Le Bureau Internationale du Travail (BIT) vient de publier un rapport sur le chômage des jeunes à travers le monde. La crise économique les a particulièrement exposé à ce risque, avec un taux de chômage des jeunes de 13 % en 2009, soit le taux de chômage le plus haut jamais enregistré.
Publié le 12 août 2010, le rapport « Global employment trends for youth » est le quatrième d’une série de rapport visant à étudier la vulnérabilité des jeunes face au chômage. Le but de ce rapport est de présenter les dernières tendances mondiales et régionales du marché du travail pour les jeunes.
Le rapport du BIT précise que sur les 620 millions de jeunes économiquement actifs, âgés de 15 à 24 ans, 81 millions étaient sans emploi fin 2009, soit 7,8 millions de plus qu’en 2007. Le taux de chômage des jeunes a ainsi augmenté de 11,9 % en 2007 à 13,0 % en 2009. Selon les projections du BIT, le taux mondial de chômage des jeunes devrait poursuivre sa hausse en 2010, à 13,1 %, avant de connaître une légère inflexion en 2011.

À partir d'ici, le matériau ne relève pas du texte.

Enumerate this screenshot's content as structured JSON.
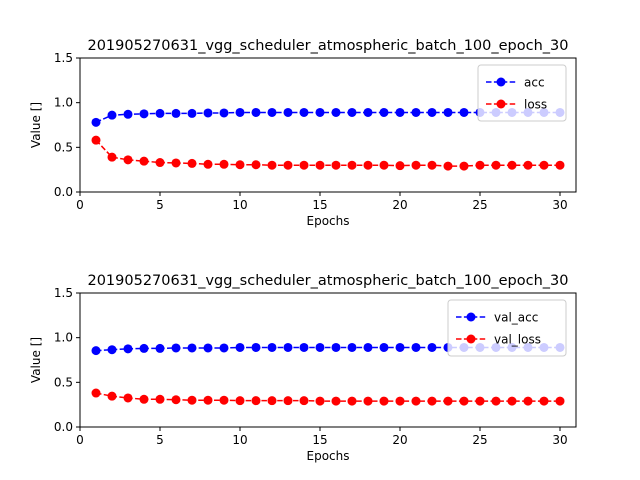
{
  "chart_data": [
    {
      "type": "line",
      "title": "201905270631_vgg_scheduler_atmospheric_batch_100_epoch_30",
      "xlabel": "Epochs",
      "ylabel": "Value []",
      "xlim": [
        0,
        31
      ],
      "ylim": [
        0,
        1.5
      ],
      "xticks": [
        "0",
        "5",
        "10",
        "15",
        "20",
        "25",
        "30"
      ],
      "yticks": [
        "0.0",
        "0.5",
        "1.0",
        "1.5"
      ],
      "grid": false,
      "legend_position": "top-right",
      "x": [
        1,
        2,
        3,
        4,
        5,
        6,
        7,
        8,
        9,
        10,
        11,
        12,
        13,
        14,
        15,
        16,
        17,
        18,
        19,
        20,
        21,
        22,
        23,
        24,
        25,
        26,
        27,
        28,
        29,
        30
      ],
      "series": [
        {
          "name": "acc",
          "color": "#0000ff",
          "values": [
            0.78,
            0.86,
            0.87,
            0.875,
            0.88,
            0.88,
            0.88,
            0.885,
            0.885,
            0.89,
            0.89,
            0.89,
            0.89,
            0.89,
            0.89,
            0.89,
            0.89,
            0.89,
            0.89,
            0.89,
            0.89,
            0.89,
            0.89,
            0.89,
            0.89,
            0.89,
            0.89,
            0.89,
            0.89,
            0.89
          ]
        },
        {
          "name": "loss",
          "color": "#ff0000",
          "values": [
            0.58,
            0.39,
            0.36,
            0.345,
            0.33,
            0.325,
            0.32,
            0.31,
            0.31,
            0.305,
            0.305,
            0.3,
            0.3,
            0.3,
            0.3,
            0.3,
            0.3,
            0.3,
            0.3,
            0.295,
            0.3,
            0.3,
            0.29,
            0.29,
            0.3,
            0.3,
            0.3,
            0.3,
            0.3,
            0.3
          ]
        }
      ]
    },
    {
      "type": "line",
      "title": "201905270631_vgg_scheduler_atmospheric_batch_100_epoch_30",
      "xlabel": "Epochs",
      "ylabel": "Value []",
      "xlim": [
        0,
        31
      ],
      "ylim": [
        0,
        1.5
      ],
      "xticks": [
        "0",
        "5",
        "10",
        "15",
        "20",
        "25",
        "30"
      ],
      "yticks": [
        "0.0",
        "0.5",
        "1.0",
        "1.5"
      ],
      "grid": false,
      "legend_position": "top-right",
      "x": [
        1,
        2,
        3,
        4,
        5,
        6,
        7,
        8,
        9,
        10,
        11,
        12,
        13,
        14,
        15,
        16,
        17,
        18,
        19,
        20,
        21,
        22,
        23,
        24,
        25,
        26,
        27,
        28,
        29,
        30
      ],
      "series": [
        {
          "name": "val_acc",
          "color": "#0000ff",
          "values": [
            0.855,
            0.865,
            0.875,
            0.88,
            0.88,
            0.885,
            0.885,
            0.885,
            0.885,
            0.89,
            0.89,
            0.89,
            0.89,
            0.89,
            0.89,
            0.89,
            0.89,
            0.89,
            0.89,
            0.89,
            0.89,
            0.89,
            0.89,
            0.89,
            0.89,
            0.89,
            0.89,
            0.89,
            0.89,
            0.89
          ]
        },
        {
          "name": "val_loss",
          "color": "#ff0000",
          "values": [
            0.38,
            0.345,
            0.325,
            0.31,
            0.31,
            0.305,
            0.3,
            0.3,
            0.3,
            0.295,
            0.295,
            0.295,
            0.295,
            0.295,
            0.29,
            0.29,
            0.29,
            0.29,
            0.29,
            0.29,
            0.29,
            0.29,
            0.29,
            0.29,
            0.29,
            0.29,
            0.29,
            0.29,
            0.29,
            0.29
          ]
        }
      ]
    }
  ]
}
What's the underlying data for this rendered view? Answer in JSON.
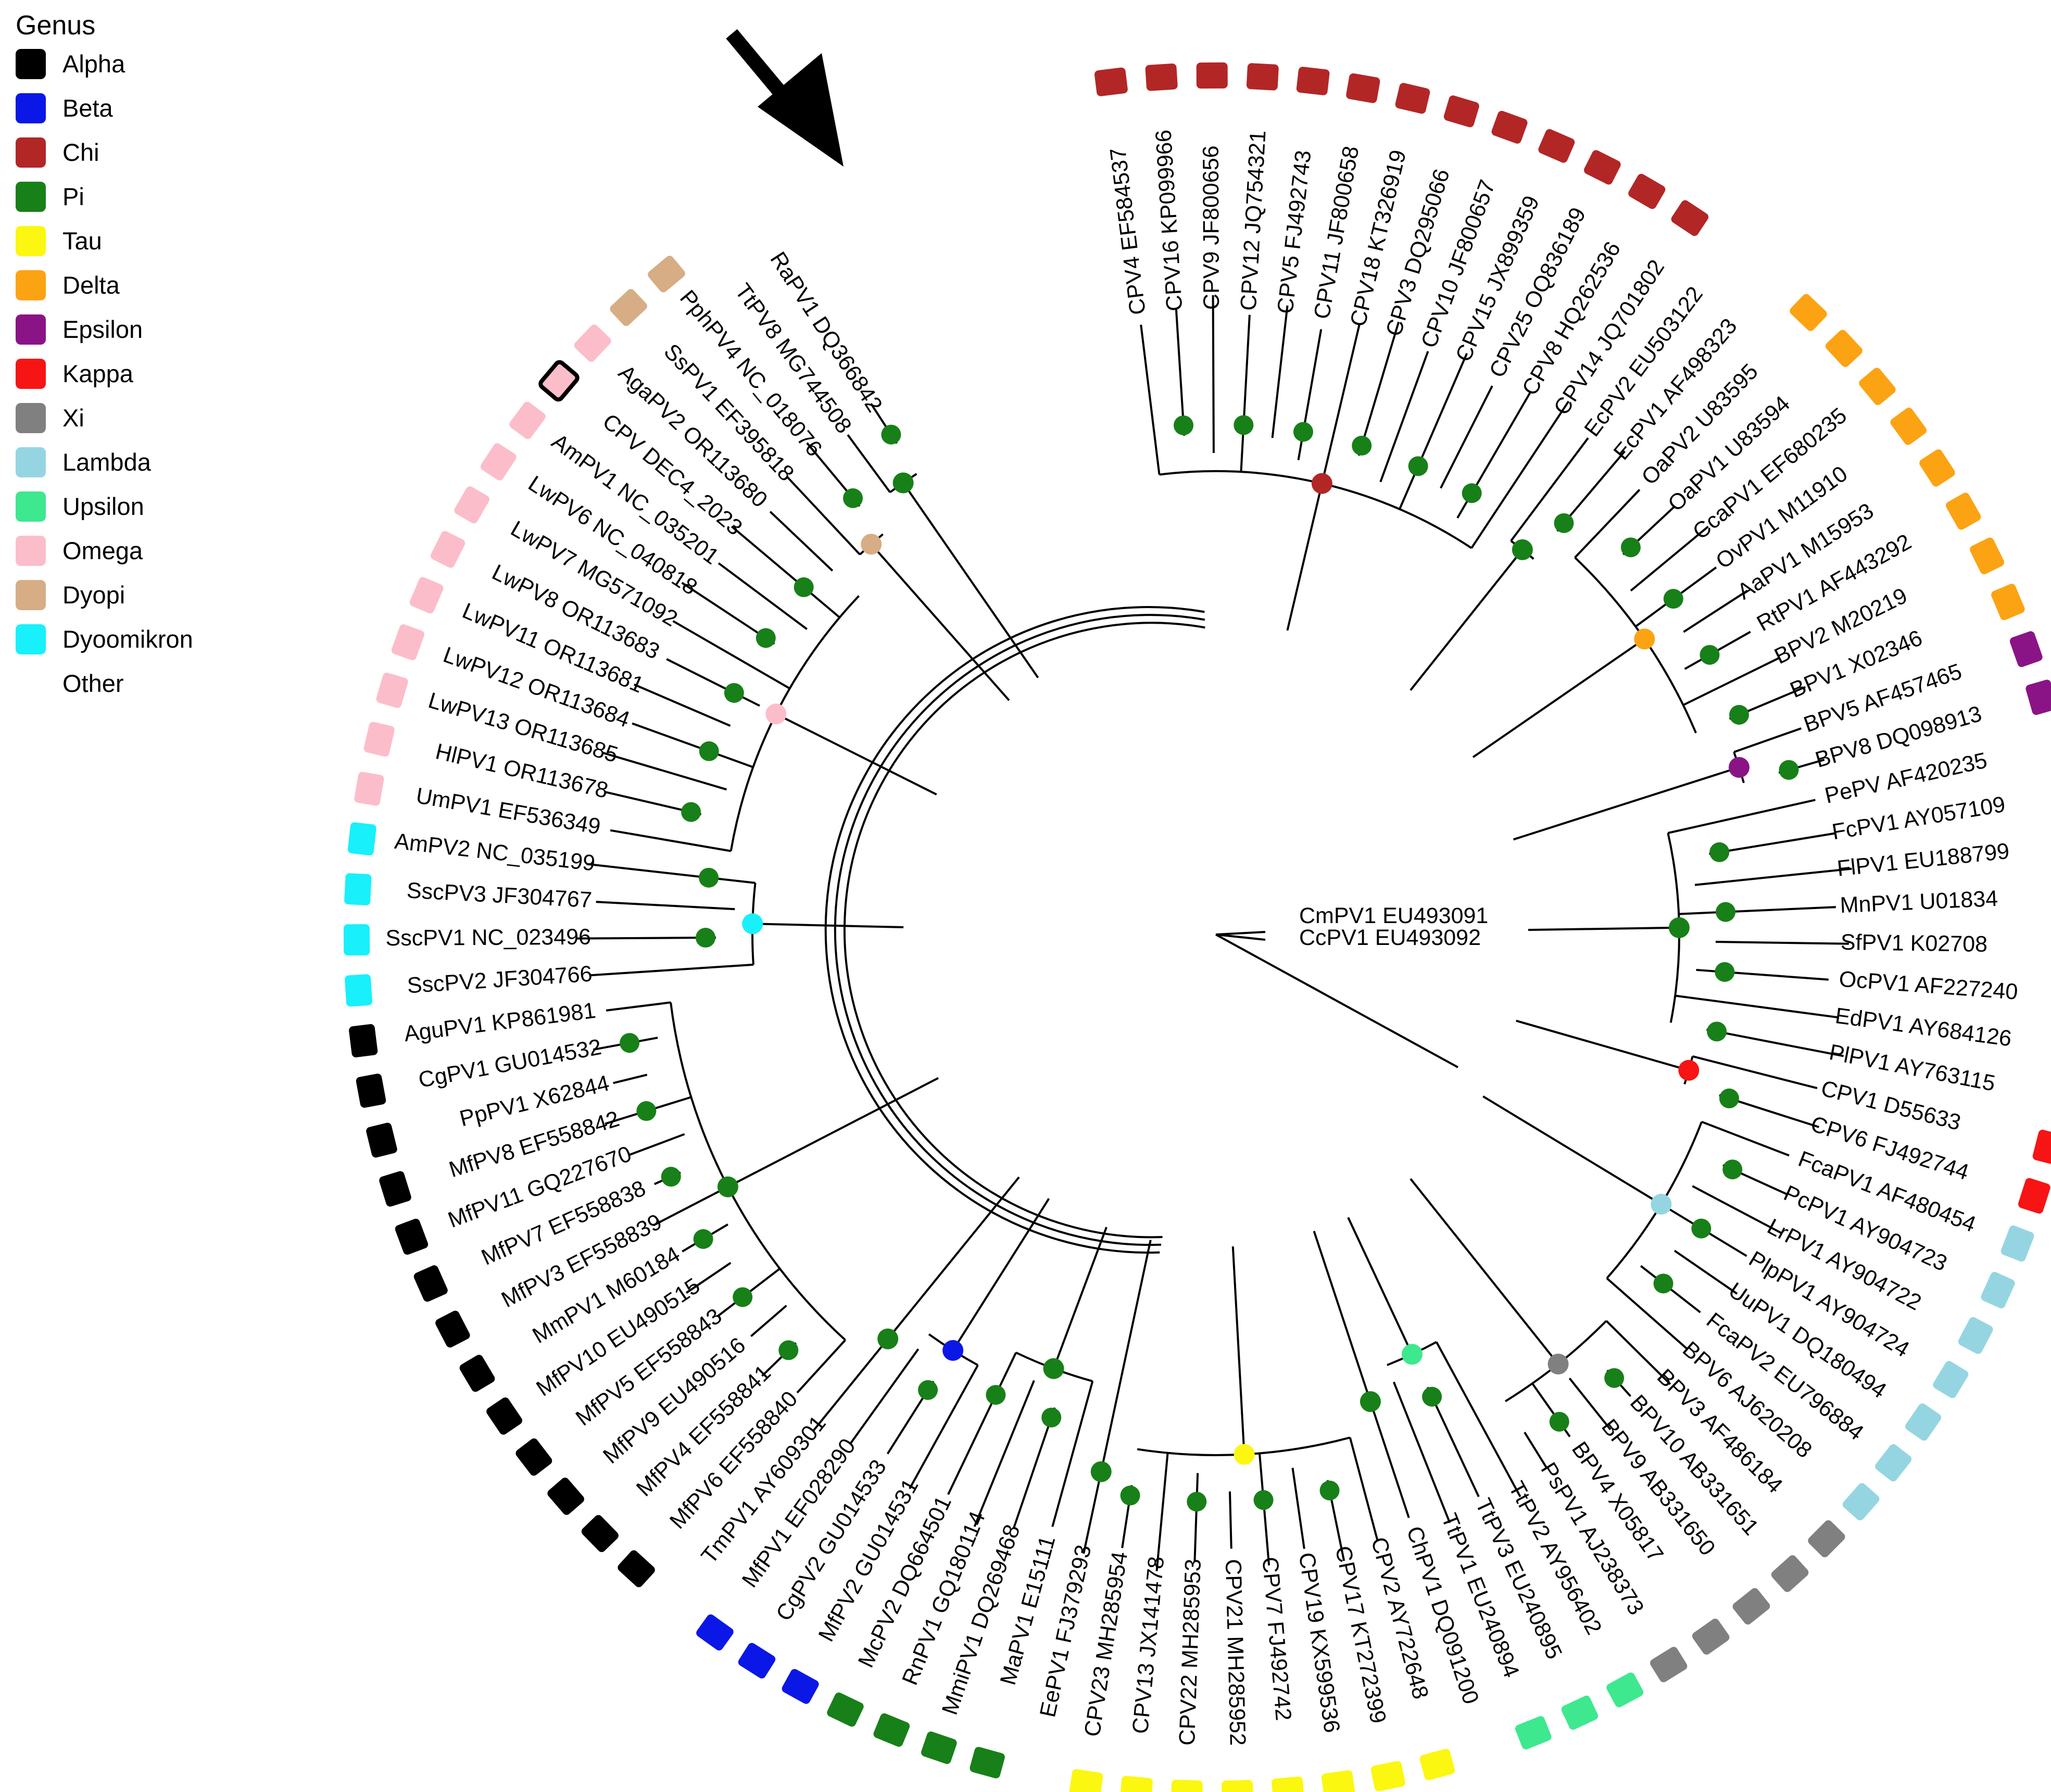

Selon le BIT ces tendances auront des « conséquences significatives » pour les jeunes, tout en alertant sur le risque d’un héritage de la crise économique : celui d’une « génération perdue », composée de jeunes qui ont abandonné le marché du travail, ayant perdu tout espoir de travailler pour une vie convenable (sous-emploi, pauvreté, découragement, etc.).
Par ailleurs, l’étude met également en évidence le « coût de l’oisiveté » chez les jeunes en soulignant que « les sociétés perdent leur investissement dans l’éducation » et que « les États ne parviennent pas à recevoir des contributions aux régimes de sécurité sociale tout en étant contraints d’augmenter les dépenses d’aide sociale ».
Enfin, selon le rapport, les jeunes femmes rencontrent plus de difficultés que les jeunes hommes à trouver un travail. Le taux de chômage des jeunes femmes était de 13,2 % en 2009, contre 12,9 % chez les jeunes hommes.